Stepanus yang merupakan penyidik KPK bersama dengan Maskur Husain menyepakati agar perkara dugaan korupsi yang menjerat Syahrial di KPK tidak lagi dilanjutkan. Kesepakatan uang Rp 1,5 miliar ini, setelah Stepanus bertemu Syahrial di rumah Azis Syamsuddin pada Oktober 2020.

Syahrial lantas menyanggupi permintaan uang itu, dengan kesepakatan kasusnya tidak dilanjutkan ke tahap penyidikan. Terlebih KPK juga sampai saat ini belum mengumumkan sejumlah pihak yang ditetapkan tersangka dalam kasus lelang jabatan di Kota Tanjungbalai.

Syahrial memberikan uang itu secara bertahap sebanyak 59 kali melalui rekening bank milik Riefka Amalia (RA) teman dari Stepanus.

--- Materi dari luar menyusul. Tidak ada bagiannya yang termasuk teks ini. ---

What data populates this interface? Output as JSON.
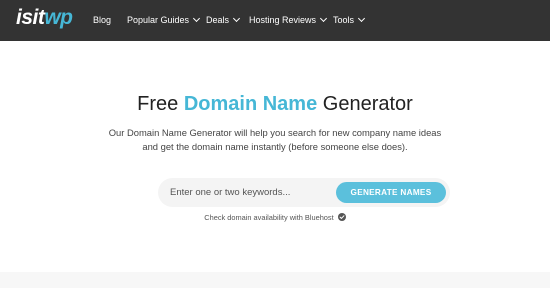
{
  "brand": {
    "logo_part1": "isit",
    "logo_part2": "wp",
    "accent_color": "#46b7d6"
  },
  "nav": {
    "items": [
      {
        "label": "Blog",
        "has_dropdown": false
      },
      {
        "label": "Popular Guides",
        "has_dropdown": true
      },
      {
        "label": "Deals",
        "has_dropdown": true
      },
      {
        "label": "Hosting Reviews",
        "has_dropdown": true
      },
      {
        "label": "Tools",
        "has_dropdown": true
      }
    ]
  },
  "hero": {
    "title_prefix": "Free ",
    "title_highlight": "Domain Name",
    "title_suffix": " Generator",
    "description": "Our Domain Name Generator will help you search for new company name ideas and get the domain name instantly (before someone else does)."
  },
  "search": {
    "placeholder": "Enter one or two keywords...",
    "button_label": "GENERATE NAMES",
    "availability_text": "Check domain availability with Bluehost",
    "availability_icon": "check-circle-icon"
  }
}
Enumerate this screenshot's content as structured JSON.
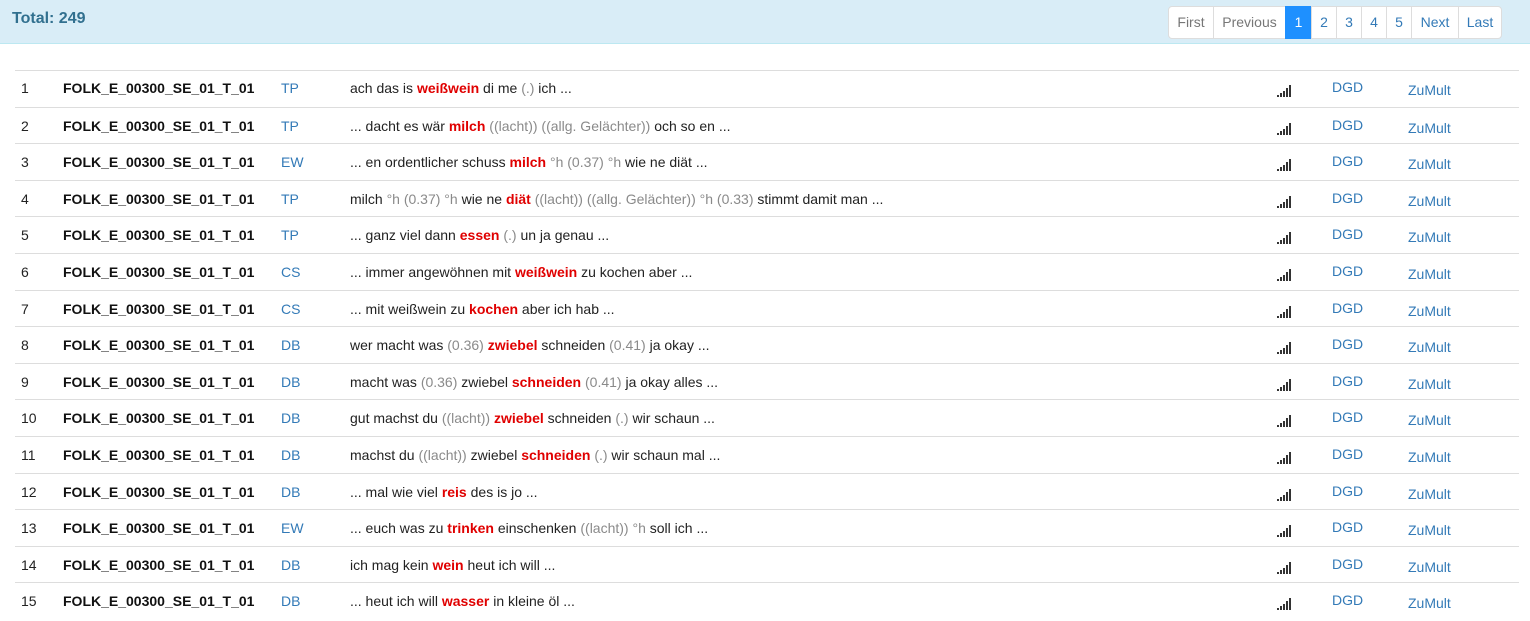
{
  "header": {
    "total_label": "Total: 249"
  },
  "pagination": {
    "first": "First",
    "previous": "Previous",
    "pages": [
      "1",
      "2",
      "3",
      "4",
      "5"
    ],
    "active_page": "1",
    "next": "Next",
    "last": "Last"
  },
  "links": {
    "dgd": "DGD",
    "zumult": "ZuMult"
  },
  "icons": {
    "signal": "signal-bars-icon"
  },
  "colors": {
    "header_bg": "#d9edf7",
    "total_text": "#31708f",
    "link": "#337ab7",
    "active_page": "#1e90ff",
    "keyword": "#e00000",
    "pause": "#8a8a8a"
  },
  "rows": [
    {
      "num": "1",
      "id": "FOLK_E_00300_SE_01_T_01",
      "speaker": "TP",
      "kwic": [
        {
          "t": "ach das is ",
          "k": "n"
        },
        {
          "t": "weißwein",
          "k": "h"
        },
        {
          "t": " di me ",
          "k": "n"
        },
        {
          "t": "(.)",
          "k": "p"
        },
        {
          "t": " ich ...",
          "k": "n"
        }
      ]
    },
    {
      "num": "2",
      "id": "FOLK_E_00300_SE_01_T_01",
      "speaker": "TP",
      "kwic": [
        {
          "t": "... dacht es wär ",
          "k": "n"
        },
        {
          "t": "milch",
          "k": "h"
        },
        {
          "t": " ",
          "k": "n"
        },
        {
          "t": "((lacht)) ((allg. Gelächter))",
          "k": "p"
        },
        {
          "t": " och so en ...",
          "k": "n"
        }
      ]
    },
    {
      "num": "3",
      "id": "FOLK_E_00300_SE_01_T_01",
      "speaker": "EW",
      "kwic": [
        {
          "t": "... en ordentlicher schuss ",
          "k": "n"
        },
        {
          "t": "milch",
          "k": "h"
        },
        {
          "t": " ",
          "k": "n"
        },
        {
          "t": "°h (0.37) °h",
          "k": "p"
        },
        {
          "t": " wie ne diät ...",
          "k": "n"
        }
      ]
    },
    {
      "num": "4",
      "id": "FOLK_E_00300_SE_01_T_01",
      "speaker": "TP",
      "kwic": [
        {
          "t": "milch ",
          "k": "n"
        },
        {
          "t": "°h (0.37) °h",
          "k": "p"
        },
        {
          "t": " wie ne ",
          "k": "n"
        },
        {
          "t": "diät",
          "k": "h"
        },
        {
          "t": " ",
          "k": "n"
        },
        {
          "t": "((lacht)) ((allg. Gelächter)) °h (0.33)",
          "k": "p"
        },
        {
          "t": " stimmt damit man ...",
          "k": "n"
        }
      ]
    },
    {
      "num": "5",
      "id": "FOLK_E_00300_SE_01_T_01",
      "speaker": "TP",
      "kwic": [
        {
          "t": "... ganz viel dann ",
          "k": "n"
        },
        {
          "t": "essen",
          "k": "h"
        },
        {
          "t": " ",
          "k": "n"
        },
        {
          "t": "(.)",
          "k": "p"
        },
        {
          "t": " un ja genau ...",
          "k": "n"
        }
      ]
    },
    {
      "num": "6",
      "id": "FOLK_E_00300_SE_01_T_01",
      "speaker": "CS",
      "kwic": [
        {
          "t": "... immer angewöhnen mit ",
          "k": "n"
        },
        {
          "t": "weißwein",
          "k": "h"
        },
        {
          "t": " zu kochen aber ...",
          "k": "n"
        }
      ]
    },
    {
      "num": "7",
      "id": "FOLK_E_00300_SE_01_T_01",
      "speaker": "CS",
      "kwic": [
        {
          "t": "... mit weißwein zu ",
          "k": "n"
        },
        {
          "t": "kochen",
          "k": "h"
        },
        {
          "t": " aber ich hab ...",
          "k": "n"
        }
      ]
    },
    {
      "num": "8",
      "id": "FOLK_E_00300_SE_01_T_01",
      "speaker": "DB",
      "kwic": [
        {
          "t": "wer macht was ",
          "k": "n"
        },
        {
          "t": "(0.36)",
          "k": "p"
        },
        {
          "t": " ",
          "k": "n"
        },
        {
          "t": "zwiebel",
          "k": "h"
        },
        {
          "t": " schneiden ",
          "k": "n"
        },
        {
          "t": "(0.41)",
          "k": "p"
        },
        {
          "t": " ja okay ...",
          "k": "n"
        }
      ]
    },
    {
      "num": "9",
      "id": "FOLK_E_00300_SE_01_T_01",
      "speaker": "DB",
      "kwic": [
        {
          "t": "macht was ",
          "k": "n"
        },
        {
          "t": "(0.36)",
          "k": "p"
        },
        {
          "t": " zwiebel ",
          "k": "n"
        },
        {
          "t": "schneiden",
          "k": "h"
        },
        {
          "t": " ",
          "k": "n"
        },
        {
          "t": "(0.41)",
          "k": "p"
        },
        {
          "t": " ja okay alles ...",
          "k": "n"
        }
      ]
    },
    {
      "num": "10",
      "id": "FOLK_E_00300_SE_01_T_01",
      "speaker": "DB",
      "kwic": [
        {
          "t": "gut machst du ",
          "k": "n"
        },
        {
          "t": "((lacht))",
          "k": "p"
        },
        {
          "t": " ",
          "k": "n"
        },
        {
          "t": "zwiebel",
          "k": "h"
        },
        {
          "t": " schneiden ",
          "k": "n"
        },
        {
          "t": "(.)",
          "k": "p"
        },
        {
          "t": " wir schaun ...",
          "k": "n"
        }
      ]
    },
    {
      "num": "11",
      "id": "FOLK_E_00300_SE_01_T_01",
      "speaker": "DB",
      "kwic": [
        {
          "t": "machst du ",
          "k": "n"
        },
        {
          "t": "((lacht))",
          "k": "p"
        },
        {
          "t": " zwiebel ",
          "k": "n"
        },
        {
          "t": "schneiden",
          "k": "h"
        },
        {
          "t": " ",
          "k": "n"
        },
        {
          "t": "(.)",
          "k": "p"
        },
        {
          "t": " wir schaun mal ...",
          "k": "n"
        }
      ]
    },
    {
      "num": "12",
      "id": "FOLK_E_00300_SE_01_T_01",
      "speaker": "DB",
      "kwic": [
        {
          "t": "... mal wie viel ",
          "k": "n"
        },
        {
          "t": "reis",
          "k": "h"
        },
        {
          "t": " des is jo ...",
          "k": "n"
        }
      ]
    },
    {
      "num": "13",
      "id": "FOLK_E_00300_SE_01_T_01",
      "speaker": "EW",
      "kwic": [
        {
          "t": "... euch was zu ",
          "k": "n"
        },
        {
          "t": "trinken",
          "k": "h"
        },
        {
          "t": " einschenken ",
          "k": "n"
        },
        {
          "t": "((lacht)) °h",
          "k": "p"
        },
        {
          "t": " soll ich ...",
          "k": "n"
        }
      ]
    },
    {
      "num": "14",
      "id": "FOLK_E_00300_SE_01_T_01",
      "speaker": "DB",
      "kwic": [
        {
          "t": "ich mag kein ",
          "k": "n"
        },
        {
          "t": "wein",
          "k": "h"
        },
        {
          "t": " heut ich will ...",
          "k": "n"
        }
      ]
    },
    {
      "num": "15",
      "id": "FOLK_E_00300_SE_01_T_01",
      "speaker": "DB",
      "kwic": [
        {
          "t": "... heut ich will ",
          "k": "n"
        },
        {
          "t": "wasser",
          "k": "h"
        },
        {
          "t": " in kleine öl ...",
          "k": "n"
        }
      ]
    }
  ]
}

Uang itu baru diserahkan dengan total Rp 1,3 miliar.

Stepanus dan Maskur disangkakan melanggar Pasal 12 huruf a atau huruf b atau pasal 11 dan Pasal 12B UU No. 31 Tahun 1999 UU No. 20 sebagaimana yang telah diubah dan ditambah UU No. 20 Tahun 2001 tentang Pemberantasan Tindak Pidana Korupsi Jo Pasal 55 ayat (1) ke-1 KUHP.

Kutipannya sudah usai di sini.